Now, armed with the ability to assign a repetition level to each stored value, we can revisit and modify our in-memory layout as follows:

'en-us'  | 0
'en'     | 2
'en-gb'  | 1

Definition Level

Another number Dremel associates with each stored value is its definition level. This level indicates how may fields in a path that could be omitted, are actually present. In Name.Language.Code, both Name and Name.Language are repeated groups, which means they could be omitted. If Name is however present in a field’s path, the definition level is bumped to 1. If Name.Language is present too, the definition level is bumped to 2. This number becomes relevant for encoding of NULL values. In the following record:

Name:
    Language:
        Code: 'en-us'
        Country: 'USA'
    Language:
        Code: 'fr'
Name:
    Language:
        Code: 'en-gb'
        Country: 'USA'

The second Name.Language group has omitted the Name.Language.Country field. This information has to be stored in form of a NULL value in the Name.Language.Country column. What the definition level tells us, then, is how much of the record surrounding a field is omitted. In the above record, the Name and Name.Language group are present, but not the final Name.Language.Country field. The definition level of that NULL value would be 2, because it’s two ancestor fields are present in the record. In this record:

Name:
    Url: 'http://www.example.com'

the Language group is omitted as a whole, so the definition level of the NULL value we store for the invisible Name.Language.Country field is 1. Zooming out further:

Document:
    DocId: 1
Document:
    DocId: 2

this record doesn’t even have a Name group, so we’d store a NULL value for the Name.Language.Country column with definition value 0, because none of the optional or repeated fields in the path Name.Language.Country, which are Name, Name.Language and Name.Language.Country, are present.
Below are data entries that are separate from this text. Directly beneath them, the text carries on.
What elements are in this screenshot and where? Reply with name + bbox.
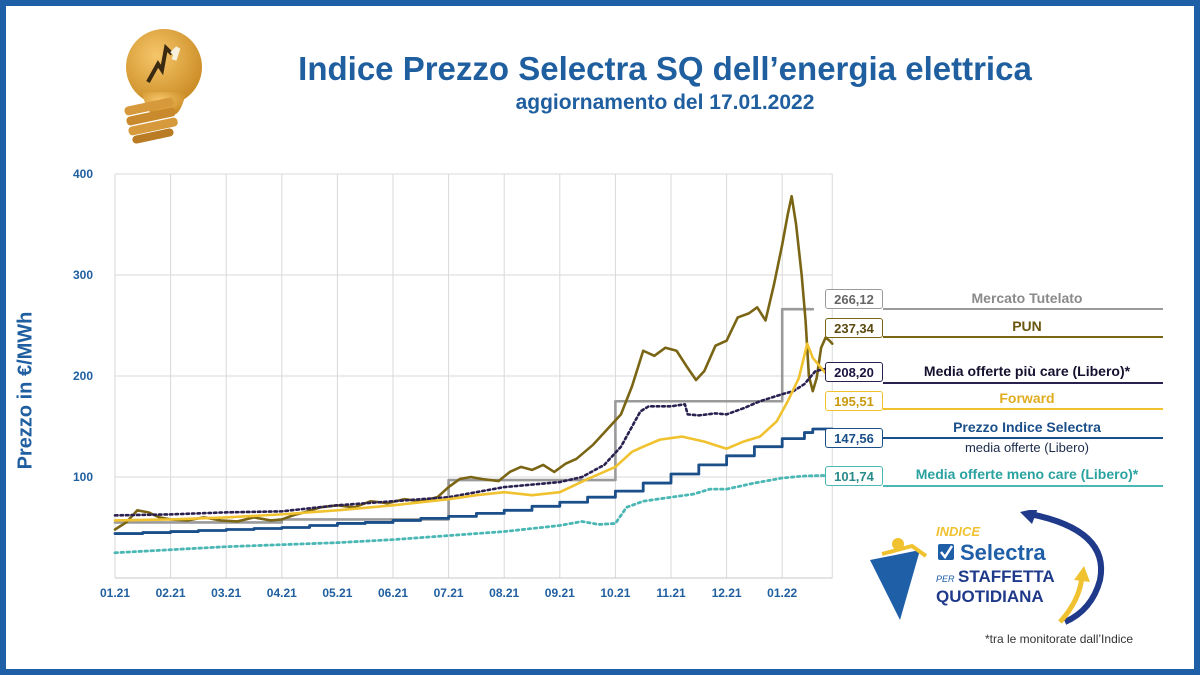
y-tick-label: 200 xyxy=(73,369,93,383)
footnote: *tra le monitorate dall’Indice xyxy=(985,632,1134,646)
page-subtitle: aggiornamento del 17.01.2022 xyxy=(515,91,815,114)
x-tick-label: 01.22 xyxy=(767,586,797,600)
runner-icon xyxy=(870,550,920,620)
x-tick-label: 02.21 xyxy=(156,586,186,600)
legend-rule-forward xyxy=(883,408,1163,410)
series-line-mercato-tutelato xyxy=(113,307,815,524)
x-tick-label: 01.21 xyxy=(100,586,130,600)
page-title: Indice Prezzo Selectra SQ dell’energia e… xyxy=(298,50,1032,87)
light-bulb-icon xyxy=(124,29,202,144)
legend-label-media-meno-care: Media offerte meno care (Libero)* xyxy=(915,466,1139,482)
legend-value-media-piu-care: 208,20 xyxy=(825,362,883,382)
y-axis-label: Prezzo in €/MWh xyxy=(14,311,37,470)
legend-value-pun: 237,34 xyxy=(825,318,883,338)
series-line-forward xyxy=(113,342,834,522)
legend-rule-indice-selectra xyxy=(883,437,1163,439)
series-line-indice-selectra xyxy=(113,427,834,535)
x-tick-label: 06.21 xyxy=(378,586,408,600)
legend-label-forward: Forward xyxy=(999,390,1055,406)
logo-line1: INDICE xyxy=(936,524,980,539)
legend-rule-media-meno-care xyxy=(883,485,1163,487)
legend-rule-mercato-tutelato xyxy=(883,308,1163,310)
legend-label-pun: PUN xyxy=(1012,318,1042,334)
logo-line3: PER xyxy=(936,574,955,584)
selectra-staffetta-logo: INDICE Selectra PER STAFFETTA QUOTIDIANA xyxy=(870,510,1105,625)
legend-value-media-meno-care: 101,74 xyxy=(825,466,883,486)
x-tick-label: 08.21 xyxy=(489,586,519,600)
series-line-pun xyxy=(113,194,834,531)
legend-label-media-piu-care: Media offerte più care (Libero)* xyxy=(923,363,1131,379)
legend-sublabel-indice-selectra: media offerte (Libero) xyxy=(964,440,1090,455)
x-tick-label: 03.21 xyxy=(211,586,241,600)
logo-line4: STAFFETTA xyxy=(958,567,1055,586)
x-tick-label: 12.21 xyxy=(712,586,742,600)
legend-value-mercato-tutelato: 266,12 xyxy=(825,289,883,309)
x-tick-label: 11.21 xyxy=(656,586,686,600)
legend-rule-media-piu-care xyxy=(883,382,1163,384)
y-tick-label: 100 xyxy=(73,470,93,484)
legend-rule-pun xyxy=(883,336,1163,338)
x-tick-label: 04.21 xyxy=(267,586,297,600)
logo-line5: QUOTIDIANA xyxy=(936,587,1044,606)
logo-line2: Selectra xyxy=(960,540,1046,565)
y-tick-label: 400 xyxy=(73,167,93,181)
series-line-media-piu-care xyxy=(113,366,834,517)
x-tick-label: 07.21 xyxy=(434,586,464,600)
legend-label-mercato-tutelato: Mercato Tutelato xyxy=(971,290,1083,306)
legend-label-indice-selectra: Prezzo Indice Selectra xyxy=(953,419,1101,435)
x-tick-label: 09.21 xyxy=(545,586,575,600)
legend-value-forward: 195,51 xyxy=(825,391,883,411)
x-tick-label: 05.21 xyxy=(322,586,352,600)
y-tick-label: 300 xyxy=(73,268,93,282)
x-tick-label: 10.21 xyxy=(600,586,630,600)
legend-value-indice-selectra: 147,56 xyxy=(825,428,883,448)
series-line-media-meno-care xyxy=(113,473,834,555)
My understanding of the purpose of this value is not to aid in lossless storage. This, as far as I can tell, is accompalished by the repetition level alone. I believe the purpose of this number is to be able to store NULL values without storing an actual value. That is, any definition level smaller than the length of the path indicates that the value is NULL. The exact value then tells us how much of the path is omitted. Many real-world datasets are very sparse (have lots of NULL values), so efficient encoding of NULL values would have high priority in a design for a system like this.

Assembling Records

Dremel emits records as its query output. To do so, it must assemble records from the data columns it reads from memory. What is particularly important and interesting about this task is that Dremel must be able to read partial records. That is, records that follow the structure of the record schema (the Protocol Buffer specification) while omitting certain fields or entire groups. The paper describes that at Google many datasets are sparse, often with thousands of fields in the record schema, of which usually only a small subset is queried.

Most of the examples we’ve looked at so far were partial records, for example:

Name:
    Language:
        Code: 'en'

the only field present is Name.Language.Code. Fields like Name.Language.Country and entire groups such as Links are omitted. Nevertheless, the record follows the original schema, with Language nested under Name and Code under Language.
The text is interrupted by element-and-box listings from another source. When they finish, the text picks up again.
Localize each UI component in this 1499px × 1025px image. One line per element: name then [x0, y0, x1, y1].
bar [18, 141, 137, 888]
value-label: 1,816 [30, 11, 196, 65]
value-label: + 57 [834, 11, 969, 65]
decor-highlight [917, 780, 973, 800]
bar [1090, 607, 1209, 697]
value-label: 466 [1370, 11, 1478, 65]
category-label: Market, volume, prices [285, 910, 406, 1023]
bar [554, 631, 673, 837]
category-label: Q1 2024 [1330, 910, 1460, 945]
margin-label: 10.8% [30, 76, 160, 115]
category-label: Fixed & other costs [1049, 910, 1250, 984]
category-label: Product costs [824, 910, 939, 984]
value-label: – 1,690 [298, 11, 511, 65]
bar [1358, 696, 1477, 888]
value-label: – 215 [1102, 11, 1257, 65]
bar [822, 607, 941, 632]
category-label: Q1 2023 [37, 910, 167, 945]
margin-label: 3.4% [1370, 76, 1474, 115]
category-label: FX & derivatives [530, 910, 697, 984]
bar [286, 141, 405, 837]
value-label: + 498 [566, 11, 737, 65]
To do the actual record assembly, Dremel creates a Finite State Machine (FSM). Here is an example figure from the paper:

image

This FSM constructs the record by logically jumping from column to column and scanning values from memory until exhausted. Edge values indicate repetition levels.

Takeaway

In conclusion, we’ve explored Dremel, a platform tailored for “Interactive Analysis of Web-Scale Datasets.” What key insights can we draw from it? Here are some takeaways:

  • Scan-based queries on read-only nested data can achieve interactive speeds, typically below 10 seconds.
  • Columnar storage, previously successful in relational databases, can be effectively applied to nested data in Dremel without loosing any information

The paper is commendably written and offers valuable insights on various aspects. This article aimed to supplement the paper by providing additional details where necessary, beyond the scope of an academic document.